Et puis, ce retour à Créteil, en partant j’avais dans un petit coin de ma tête, cette envie d’y revenir. Je suis heureux d’être ici, je ne le suis pas d’être en deuxième division. C’est comme ça. Nous allons tout faire pour remonter.
La réorganisation du staff était nécessaire. Aujourd’hui, aussi bien avec Franck qui est l’entraîneur adjoint qu’avec Tito qui est le préparateur physique et qui s’occupe de la ré-athlétisation des blessés, chacun a pris son rôle à coeur et a trouvé sa place.
Les gens ne le voient peut-être pas parce qu’ils vous voient sur soixante minutes de match mais à l’entraînement en semaine, vous travaillez à trois…
Oui, nous sommes trois.
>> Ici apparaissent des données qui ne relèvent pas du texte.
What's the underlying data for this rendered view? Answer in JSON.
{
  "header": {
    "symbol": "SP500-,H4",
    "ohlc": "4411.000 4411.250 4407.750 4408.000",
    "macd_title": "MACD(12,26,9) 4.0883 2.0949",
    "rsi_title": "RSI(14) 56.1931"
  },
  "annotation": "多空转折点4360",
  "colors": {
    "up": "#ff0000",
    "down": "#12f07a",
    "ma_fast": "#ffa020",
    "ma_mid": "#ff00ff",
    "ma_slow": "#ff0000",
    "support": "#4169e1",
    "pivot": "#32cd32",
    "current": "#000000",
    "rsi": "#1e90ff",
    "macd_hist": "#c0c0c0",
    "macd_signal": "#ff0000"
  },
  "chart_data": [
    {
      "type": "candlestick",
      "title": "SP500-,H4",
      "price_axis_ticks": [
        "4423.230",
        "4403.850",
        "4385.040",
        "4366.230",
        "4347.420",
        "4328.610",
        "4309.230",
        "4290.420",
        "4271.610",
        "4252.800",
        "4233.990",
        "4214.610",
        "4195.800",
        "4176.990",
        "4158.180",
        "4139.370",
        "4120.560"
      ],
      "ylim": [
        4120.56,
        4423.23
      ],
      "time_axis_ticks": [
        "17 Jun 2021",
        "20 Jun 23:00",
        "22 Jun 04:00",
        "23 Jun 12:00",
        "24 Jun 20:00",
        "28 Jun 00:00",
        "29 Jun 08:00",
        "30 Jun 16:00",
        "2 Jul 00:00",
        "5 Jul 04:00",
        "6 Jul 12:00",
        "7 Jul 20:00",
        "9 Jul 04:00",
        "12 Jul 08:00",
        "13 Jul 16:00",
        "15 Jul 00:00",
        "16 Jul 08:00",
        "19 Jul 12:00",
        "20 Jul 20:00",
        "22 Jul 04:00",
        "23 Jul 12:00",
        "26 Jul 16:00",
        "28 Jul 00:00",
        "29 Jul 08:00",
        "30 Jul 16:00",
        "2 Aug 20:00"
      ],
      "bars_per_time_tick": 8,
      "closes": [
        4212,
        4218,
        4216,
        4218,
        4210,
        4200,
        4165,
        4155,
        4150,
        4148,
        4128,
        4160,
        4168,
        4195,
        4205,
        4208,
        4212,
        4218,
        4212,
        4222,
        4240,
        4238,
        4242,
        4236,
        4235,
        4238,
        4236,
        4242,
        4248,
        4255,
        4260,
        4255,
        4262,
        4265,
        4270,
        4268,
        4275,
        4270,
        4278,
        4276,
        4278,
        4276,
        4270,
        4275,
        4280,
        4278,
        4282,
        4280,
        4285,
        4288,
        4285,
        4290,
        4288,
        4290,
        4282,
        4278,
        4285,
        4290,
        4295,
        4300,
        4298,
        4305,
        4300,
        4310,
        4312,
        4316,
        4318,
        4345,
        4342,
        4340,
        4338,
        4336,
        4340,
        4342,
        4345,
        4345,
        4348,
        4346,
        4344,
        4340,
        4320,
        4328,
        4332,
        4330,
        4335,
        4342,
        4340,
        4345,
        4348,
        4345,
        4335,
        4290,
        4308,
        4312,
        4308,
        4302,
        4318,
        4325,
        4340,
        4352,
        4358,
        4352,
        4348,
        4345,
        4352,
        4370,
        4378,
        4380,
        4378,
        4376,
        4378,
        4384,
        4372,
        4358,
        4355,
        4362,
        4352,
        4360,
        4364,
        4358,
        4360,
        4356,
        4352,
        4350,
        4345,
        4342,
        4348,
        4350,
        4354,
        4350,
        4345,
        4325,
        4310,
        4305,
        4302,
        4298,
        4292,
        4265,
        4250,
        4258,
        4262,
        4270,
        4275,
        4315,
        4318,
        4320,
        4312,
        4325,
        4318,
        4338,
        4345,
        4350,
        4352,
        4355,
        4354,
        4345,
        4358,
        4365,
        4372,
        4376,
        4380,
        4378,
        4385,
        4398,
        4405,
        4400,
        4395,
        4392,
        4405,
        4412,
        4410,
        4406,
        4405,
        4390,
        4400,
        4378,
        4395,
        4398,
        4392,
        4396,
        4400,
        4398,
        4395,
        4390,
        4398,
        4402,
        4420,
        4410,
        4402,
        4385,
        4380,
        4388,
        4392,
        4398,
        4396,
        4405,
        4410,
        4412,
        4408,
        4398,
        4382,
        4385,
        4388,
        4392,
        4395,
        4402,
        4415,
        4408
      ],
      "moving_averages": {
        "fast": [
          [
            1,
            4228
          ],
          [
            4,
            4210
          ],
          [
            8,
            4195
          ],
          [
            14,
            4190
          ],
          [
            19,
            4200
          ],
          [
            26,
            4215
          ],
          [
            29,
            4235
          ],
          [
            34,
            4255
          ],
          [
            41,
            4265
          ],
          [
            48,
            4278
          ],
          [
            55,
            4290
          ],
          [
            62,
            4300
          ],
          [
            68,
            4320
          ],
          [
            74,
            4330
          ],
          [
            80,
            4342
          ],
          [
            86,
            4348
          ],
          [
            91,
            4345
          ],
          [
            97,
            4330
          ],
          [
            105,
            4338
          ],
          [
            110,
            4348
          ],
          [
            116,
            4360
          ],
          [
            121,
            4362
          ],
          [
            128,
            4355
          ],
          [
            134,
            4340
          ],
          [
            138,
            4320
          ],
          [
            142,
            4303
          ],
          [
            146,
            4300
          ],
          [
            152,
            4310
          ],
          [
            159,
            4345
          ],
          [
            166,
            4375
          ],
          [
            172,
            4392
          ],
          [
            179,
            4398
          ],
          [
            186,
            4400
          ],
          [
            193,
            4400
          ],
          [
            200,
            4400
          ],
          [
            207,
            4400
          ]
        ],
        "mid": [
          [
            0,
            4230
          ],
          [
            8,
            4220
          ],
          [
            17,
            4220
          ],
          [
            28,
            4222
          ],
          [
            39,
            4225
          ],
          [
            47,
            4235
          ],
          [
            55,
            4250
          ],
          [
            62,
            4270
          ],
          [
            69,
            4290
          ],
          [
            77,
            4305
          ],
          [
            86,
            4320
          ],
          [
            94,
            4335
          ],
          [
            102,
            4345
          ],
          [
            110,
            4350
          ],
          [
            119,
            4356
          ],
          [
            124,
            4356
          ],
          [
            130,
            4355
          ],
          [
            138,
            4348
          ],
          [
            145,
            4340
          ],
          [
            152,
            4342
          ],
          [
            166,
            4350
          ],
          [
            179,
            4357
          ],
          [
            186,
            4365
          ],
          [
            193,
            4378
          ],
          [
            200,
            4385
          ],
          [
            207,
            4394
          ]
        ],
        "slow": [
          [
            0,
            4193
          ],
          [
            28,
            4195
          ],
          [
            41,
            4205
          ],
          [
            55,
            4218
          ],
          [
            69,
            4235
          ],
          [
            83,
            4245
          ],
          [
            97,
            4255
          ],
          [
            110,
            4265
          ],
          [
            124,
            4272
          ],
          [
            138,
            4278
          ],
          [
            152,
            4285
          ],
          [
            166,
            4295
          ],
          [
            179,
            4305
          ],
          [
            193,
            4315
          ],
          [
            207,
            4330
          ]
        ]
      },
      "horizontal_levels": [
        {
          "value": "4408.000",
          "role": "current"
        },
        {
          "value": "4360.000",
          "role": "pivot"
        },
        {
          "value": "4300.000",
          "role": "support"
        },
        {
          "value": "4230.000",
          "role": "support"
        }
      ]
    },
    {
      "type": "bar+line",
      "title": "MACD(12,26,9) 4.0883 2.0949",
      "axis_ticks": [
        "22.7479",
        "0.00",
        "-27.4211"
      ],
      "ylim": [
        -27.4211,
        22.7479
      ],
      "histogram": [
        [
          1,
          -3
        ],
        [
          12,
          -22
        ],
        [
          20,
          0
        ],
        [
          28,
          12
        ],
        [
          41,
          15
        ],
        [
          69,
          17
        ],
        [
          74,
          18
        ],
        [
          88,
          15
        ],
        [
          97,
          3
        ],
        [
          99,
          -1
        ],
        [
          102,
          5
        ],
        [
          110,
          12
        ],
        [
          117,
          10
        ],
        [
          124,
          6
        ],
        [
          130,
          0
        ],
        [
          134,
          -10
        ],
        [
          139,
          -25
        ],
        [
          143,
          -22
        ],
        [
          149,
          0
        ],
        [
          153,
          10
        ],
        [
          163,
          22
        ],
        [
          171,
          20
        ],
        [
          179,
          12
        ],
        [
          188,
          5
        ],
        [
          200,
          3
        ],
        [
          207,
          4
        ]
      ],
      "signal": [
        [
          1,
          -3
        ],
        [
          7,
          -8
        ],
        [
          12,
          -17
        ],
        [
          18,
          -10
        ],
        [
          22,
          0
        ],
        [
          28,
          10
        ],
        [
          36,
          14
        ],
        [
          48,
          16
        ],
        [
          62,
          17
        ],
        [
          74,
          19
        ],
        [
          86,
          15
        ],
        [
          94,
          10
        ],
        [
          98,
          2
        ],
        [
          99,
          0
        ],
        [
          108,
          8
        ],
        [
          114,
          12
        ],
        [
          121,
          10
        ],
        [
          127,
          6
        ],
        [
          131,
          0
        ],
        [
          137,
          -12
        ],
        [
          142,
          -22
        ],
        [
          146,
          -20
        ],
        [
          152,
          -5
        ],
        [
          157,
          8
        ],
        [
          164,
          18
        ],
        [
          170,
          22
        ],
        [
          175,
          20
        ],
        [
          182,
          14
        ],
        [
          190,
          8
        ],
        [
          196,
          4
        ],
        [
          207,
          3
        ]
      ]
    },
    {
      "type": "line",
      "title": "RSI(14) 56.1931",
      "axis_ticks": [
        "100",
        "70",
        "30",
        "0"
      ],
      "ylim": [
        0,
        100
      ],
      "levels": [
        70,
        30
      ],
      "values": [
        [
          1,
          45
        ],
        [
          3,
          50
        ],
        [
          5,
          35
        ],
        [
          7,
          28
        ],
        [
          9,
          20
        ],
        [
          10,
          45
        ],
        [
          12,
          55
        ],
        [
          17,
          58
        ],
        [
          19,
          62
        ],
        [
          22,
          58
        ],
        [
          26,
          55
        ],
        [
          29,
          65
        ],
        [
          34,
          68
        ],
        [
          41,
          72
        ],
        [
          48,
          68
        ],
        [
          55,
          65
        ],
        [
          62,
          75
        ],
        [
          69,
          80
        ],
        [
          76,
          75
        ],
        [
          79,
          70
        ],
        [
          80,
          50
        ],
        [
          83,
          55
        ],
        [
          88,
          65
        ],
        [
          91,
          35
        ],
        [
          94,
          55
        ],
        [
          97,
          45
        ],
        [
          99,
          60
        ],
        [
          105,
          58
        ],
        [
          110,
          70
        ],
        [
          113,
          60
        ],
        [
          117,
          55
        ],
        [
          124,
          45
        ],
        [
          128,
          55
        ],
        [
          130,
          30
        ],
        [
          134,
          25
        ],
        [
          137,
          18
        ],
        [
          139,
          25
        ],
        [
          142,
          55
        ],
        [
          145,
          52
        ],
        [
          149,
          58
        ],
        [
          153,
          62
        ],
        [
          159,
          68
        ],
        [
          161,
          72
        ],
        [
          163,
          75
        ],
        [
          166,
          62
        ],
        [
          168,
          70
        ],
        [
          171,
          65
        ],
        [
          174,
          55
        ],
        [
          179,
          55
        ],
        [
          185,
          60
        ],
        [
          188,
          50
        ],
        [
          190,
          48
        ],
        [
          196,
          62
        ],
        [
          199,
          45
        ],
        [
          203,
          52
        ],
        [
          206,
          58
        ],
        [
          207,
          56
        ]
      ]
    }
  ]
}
Avec Franck, nous sommes sur le terrain, sur le spécifique “handball”. Aujourd’hui, Tito a beaucoup de boulot parce que nous avons pas mal de blessés. Il effectue un gros travail pour remettre les joueurs d’aplomb sur le plan physique avec un travail spécifique de motricité, d’aérobie et de musculation. Tout pour remettre le joueur le plus rapidement possible sur le terrain et dans de bonnes conditions.
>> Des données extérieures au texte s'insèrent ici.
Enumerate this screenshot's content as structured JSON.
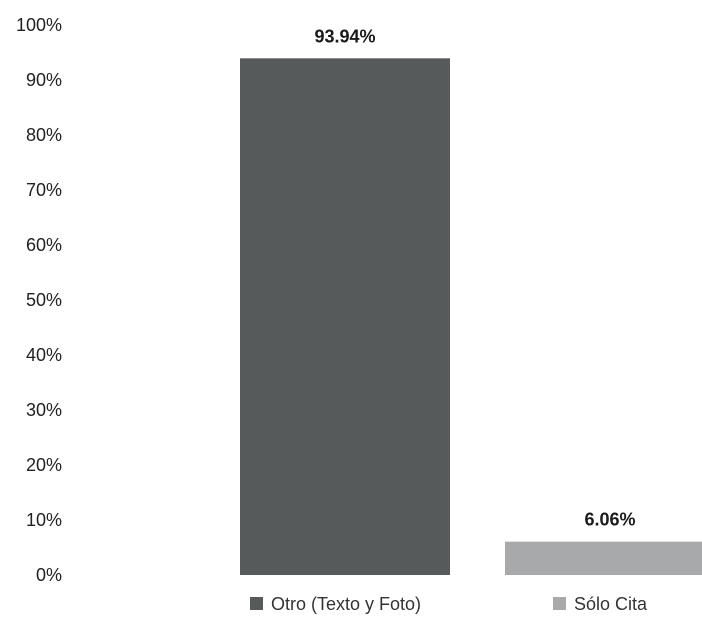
{
  "chart_data": {
    "type": "bar",
    "title": "",
    "xlabel": "",
    "ylabel": "",
    "ylim": [
      0,
      100
    ],
    "y_ticks": [
      "0%",
      "10%",
      "20%",
      "30%",
      "40%",
      "50%",
      "60%",
      "70%",
      "80%",
      "90%",
      "100%"
    ],
    "grid": false,
    "legend_position": "bottom",
    "categories": [
      "Otro (Texto y Foto)",
      "Sólo Cita"
    ],
    "values": [
      93.94,
      6.06
    ],
    "data_labels": [
      "93.94%",
      "6.06%"
    ],
    "colors": [
      "#575a5a",
      "#a7a9aa"
    ]
  }
}
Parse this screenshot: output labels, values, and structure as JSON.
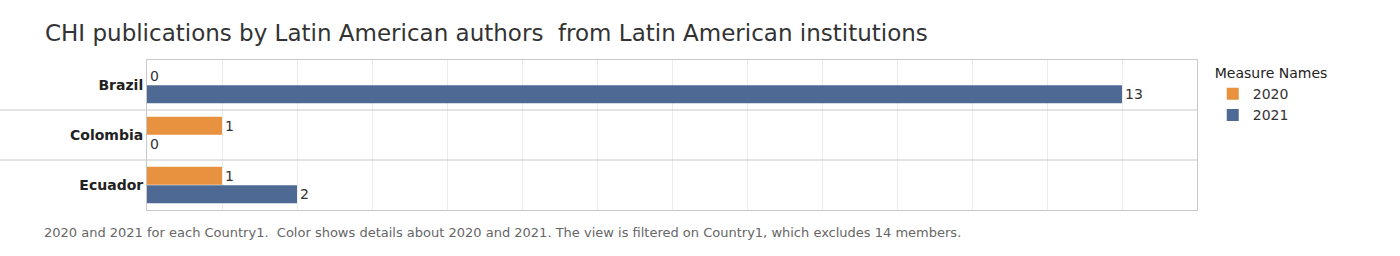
{
  "chart_data": {
    "type": "bar",
    "title": "CHI publications by Latin American authors  from Latin American institutions",
    "caption": "2020 and 2021 for each Country1.  Color shows details about 2020 and 2021. The view is filtered on Country1, which excludes 14 members.",
    "legend_title": "Measure Names",
    "orientation": "horizontal",
    "categories": [
      "Brazil",
      "Colombia",
      "Ecuador"
    ],
    "series": [
      {
        "name": "2020",
        "color": "#e8923f",
        "values": [
          0,
          1,
          1
        ]
      },
      {
        "name": "2021",
        "color": "#4e6a94",
        "values": [
          13,
          0,
          2
        ]
      }
    ],
    "xlim": [
      0,
      14
    ],
    "xticks": [
      0,
      1,
      2,
      3,
      4,
      5,
      6,
      7,
      8,
      9,
      10,
      11,
      12,
      13,
      14
    ],
    "tick_labels": "y",
    "grid": true,
    "data_labels": true,
    "legend": "top right"
  }
}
Ce travail à trois me semble intéressant parce que chacun a trouvé sa place au sein de ce dispositif.
Franck s’en sort avec les vidéos ?
Oui, au début, il a eu du mal avec l’informatique. Au début, il a fallu lui expliquer ce qu’était un disque dur, une souris. Maintenant, il a trouvé son rythme de croisière. Il passe beaucoup de temps sur la préparation des matches. Je m’occupe de nos matches et les retours sur ceux-ci. Il commence à se familiariser avec l’outil informatique. Mais ce n’est pas son seul rôle parce qu’il est sur le terrain avec moi au quotidien. Et l’entente entre ce trinôme est très bonne.
Sur le banc, lors des matches, comment cela se passe-t-il ?
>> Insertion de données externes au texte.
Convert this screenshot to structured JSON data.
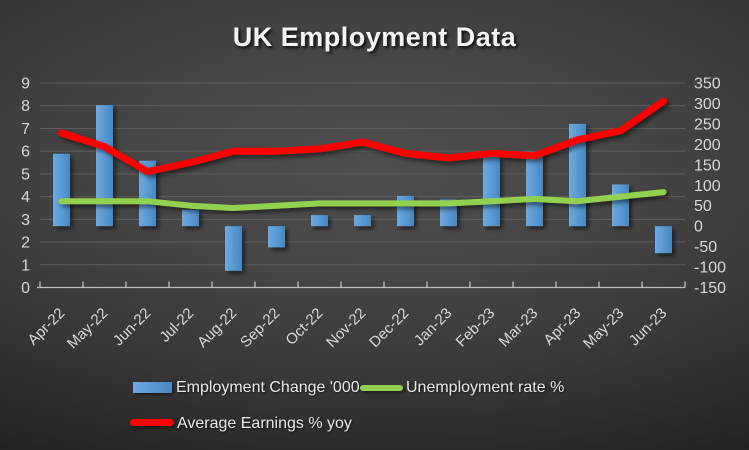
{
  "chart_data": {
    "type": "combo",
    "title": "UK Employment Data",
    "categories": [
      "Apr-22",
      "May-22",
      "Jun-22",
      "Jul-22",
      "Aug-22",
      "Sep-22",
      "Oct-22",
      "Nov-22",
      "Dec-22",
      "Jan-23",
      "Feb-23",
      "Mar-23",
      "Apr-23",
      "May-23",
      "Jun-23"
    ],
    "series": [
      {
        "name": "Employment Change '000",
        "type": "bar",
        "axis": "right",
        "color": "#5B9BD5",
        "values": [
          177,
          296,
          160,
          40,
          -109,
          -52,
          27,
          27,
          74,
          65,
          169,
          182,
          250,
          102,
          -66
        ]
      },
      {
        "name": "Unemployment rate %",
        "type": "line",
        "axis": "left",
        "color": "#92D050",
        "values": [
          3.8,
          3.8,
          3.8,
          3.6,
          3.5,
          3.6,
          3.7,
          3.7,
          3.7,
          3.7,
          3.8,
          3.9,
          3.8,
          4.0,
          4.2
        ]
      },
      {
        "name": "Average Earnings % yoy",
        "type": "line",
        "axis": "left",
        "color": "#FF0000",
        "values": [
          6.8,
          6.2,
          5.1,
          5.5,
          6.0,
          6.0,
          6.1,
          6.4,
          5.9,
          5.7,
          5.9,
          5.8,
          6.5,
          6.9,
          8.2
        ]
      }
    ],
    "left_axis": {
      "min": 0,
      "max": 9,
      "tick_labels": [
        "9",
        "8",
        "7",
        "6",
        "5",
        "4",
        "3",
        "2",
        "1",
        "0"
      ]
    },
    "right_axis": {
      "min": -150,
      "max": 350,
      "tick_labels": [
        "350",
        "300",
        "250",
        "200",
        "150",
        "100",
        "50",
        "0",
        "-50",
        "-100",
        "-150"
      ]
    },
    "grid": true,
    "legend_position": "bottom",
    "colors": {
      "background": "#3d3d3d",
      "gridline": "#5f5f5f",
      "axis_line": "#bfbfbf",
      "tick_text": "#d9d9d9",
      "legend_text": "#e8e8e8",
      "title_text": "#f4f4f4"
    }
  }
}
Avec Franck, nous avons défini un fonctionnement. Il est là pour m’apporter des indications tactiques ou physiques de certains joueurs. Si je ne vois pas qu’un joueur est un peu dans le rouge, il me le souffle à l’oreille. Ces informations sont importantes aussi pour moi. Christophe est dans les tribunes, il nous apporte un regard neuf. A la mi-temps, il nous rejoint dans les vestiaires avant que l’on intervienne auprès des joueurs et nous dit ce que lui a vu avec davantage de recul, pourquoi nous avons pris tels buts,… Cette analyse est intéressante.
En parlant de prendre de la hauteur, tu es un entraîneur qui accorde une grande place à la vidéo…
Oui, cela fait partie de mon travail. C’est de plus en plus un formidable outil. Je travaille sur Dartfish (NDLR : plateforme d’analyse et de montage des vidéos de matches). Cette année, j’ai davantage de temps pour me concentrer sur nos matches, voir ce qui a fonctionné, ce qui n’a pas fonctionné sur nos enclenchements, nos schémas défensifs. Chaque joueur peut avoir accès à son match, ses différentes situations dans lesquels il est acteur. Tout ce que l’on peut prendre en compte pour améliorer l’équipe est bon à prendre. La vidéo est quelque chose qui mérite que l’on y passe du temps.
Tu as quand même le temps pour tes activités extra-handballistiques ?
Oui, bien sûr. Avec Franck, nous avons le temps d’aller jouer au golf de temps en temps. Avec Gatien DUMARD (NDLR : Assistant de Gestion), c’est un excellent danseur de salsa aussi, nous avons le temps de nous faire quelques soirées de salsa.